I have no idea what they will make of it. I've included a pack of the Rainbow Warrior Yoga Cards with an additional submission for a book version of the cards as requested by Geraldine.  Wouldn't it be great if they actually decided to print my cards! It costs me so much to do it myself, but if a publishers took them on, maybe they'd help me get them further out.

And I'm putting together a folder of songs I like singing, because it would be nice when I go back to Harrogate to get back into singing again.

Being creative and having things to occupy my mind means I'm spending much less time contemplating cancer.

I had a great weekend last weekend with my twin sister Helen, we went to the Tower of London, we had a great meal and it was great fun, my energy was okay, my walking was okay and I had a great time because I also felt great in myself, which was superb.

This weekend we've got some great friends coming down and we're hoping for more of the same!

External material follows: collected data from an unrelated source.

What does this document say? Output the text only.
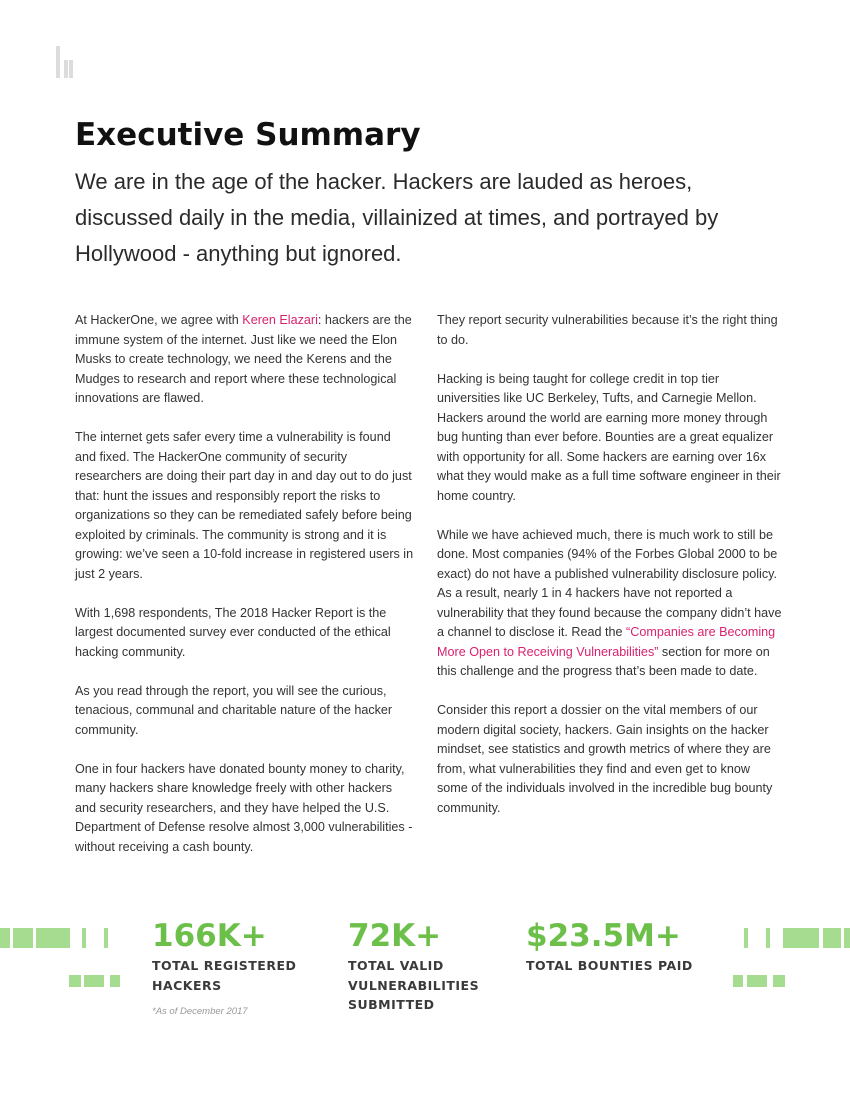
Executive Summary

We are in the age of the hacker. Hackers are lauded as heroes, discussed daily in the media, villainized at times, and portrayed by Hollywood - anything but ignored.

At HackerOne, we agree with Keren Elazari: hackers are the immune system of the internet. Just like we need the Elon Musks to create technology, we need the Kerens and the Mudges to research and report where these technological innovations are flawed.

The internet gets safer every time a vulnerability is found and fixed. The HackerOne community of security researchers are doing their part day in and day out to do just that: hunt the issues and responsibly report the risks to organizations so they can be remediated safely before being exploited by criminals. The community is strong and it is growing: we’ve seen a 10-fold increase in registered users in just 2 years.

With 1,698 respondents, The 2018 Hacker Report is the largest documented survey ever conducted of the ethical hacking community.

As you read through the report, you will see the curious, tenacious, communal and charitable nature of the hacker community.

One in four hackers have donated bounty money to charity, many hackers share knowledge freely with other hackers and security researchers, and they have helped the U.S. Department of Defense resolve almost 3,000 vulnerabilities - without receiving a cash bounty.

They report security vulnerabilities because it’s the right thing to do.

Hacking is being taught for college credit in top tier universities like UC Berkeley, Tufts, and Carnegie Mellon. Hackers around the world are earning more money through bug hunting than ever before. Bounties are a great equalizer with opportunity for all. Some hackers are earning over 16x what they would make as a full time software engineer in their home country.

While we have achieved much, there is much work to still be done. Most companies (94% of the Forbes Global 2000 to be exact) do not have a published vulnerability disclosure policy. As a result, nearly 1 in 4 hackers have not reported a vulnerability that they found because the company didn’t have a channel to disclose it. Read the “Companies are Becoming More Open to Receiving Vulnerabilities” section for more on this challenge and the progress that’s been made to date.

Consider this report a dossier on the vital members of our modern digital society, hackers. Gain insights on the hacker mindset, see statistics and growth metrics of where they are from, what vulnerabilities they find and even get to know some of the individuals involved in the incredible bug bounty community.

166K+
TOTAL REGISTERED
HACKERS
72K+
TOTAL VALID
VULNERABILITIES
SUBMITTED
$23.5M+
TOTAL BOUNTIES PAID
*As of December 2017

We're going to take in the world photography exhibition in Borough Market, followed by lunch in Covent Garden.

I am loving being busy and I've been editing the journal, to help me process the year that was as well as in case it does get published. Apart from a very tired Monday and Tuesday where I rested and recovered after the weekend, most days I've been managing without an afternoon nap!

Life is beginning to get back on track. Which is fab.

But yesterday, I met someone in Guys and we were chatting about our journeys, she asked me, "how come it's not in your bones, after having so many lymph nodes involved?"

I had no idea how to respond!
She wasn't being mean, she was genuinely curious.

Maybe that's thanks to all the love and light I got from you guys and how it helped to do some pretty powerful healing.

She also said, "How come you didn't get a second opinion in 2021, if you thought something was amiss", again I didn't know what to say.

Monday I have my face to face meeting again with the surgical department, I'm hoping I will get a date for surgery.

P.S
This morning I've reflected on the questions from yesterday and  today I've had a sob-a-thon. Maybe I didn't do enough, maybe I should have pursued it more in 2021, I think I knew something was amiss, but I don't know how much of that is the gift of hind sight.
I know it's serious it was in all my lymph nodes, I can tell by the way people treat me in hospital and how much treatment I had, but I remind myself what ever it all was, it's all gone now.

But today's sobbing was about the thought I'd not done enough, and ruined my chances of a long life with James. Plus a release from the working through and processing the journey through my Art and caring bridge blog.

I think it was a good release. But honestly if you get the feeling something is amiss in your body, check it out! If I had done more and pushed for a second opinion maybe my diagnosis wouldn't have been as intense. But to be fair, It was supposed to be a top breast specialist I went to and the normal doctor didn't think anything was amiss, but referred me because I was worried, so maybe I did what I could at the time.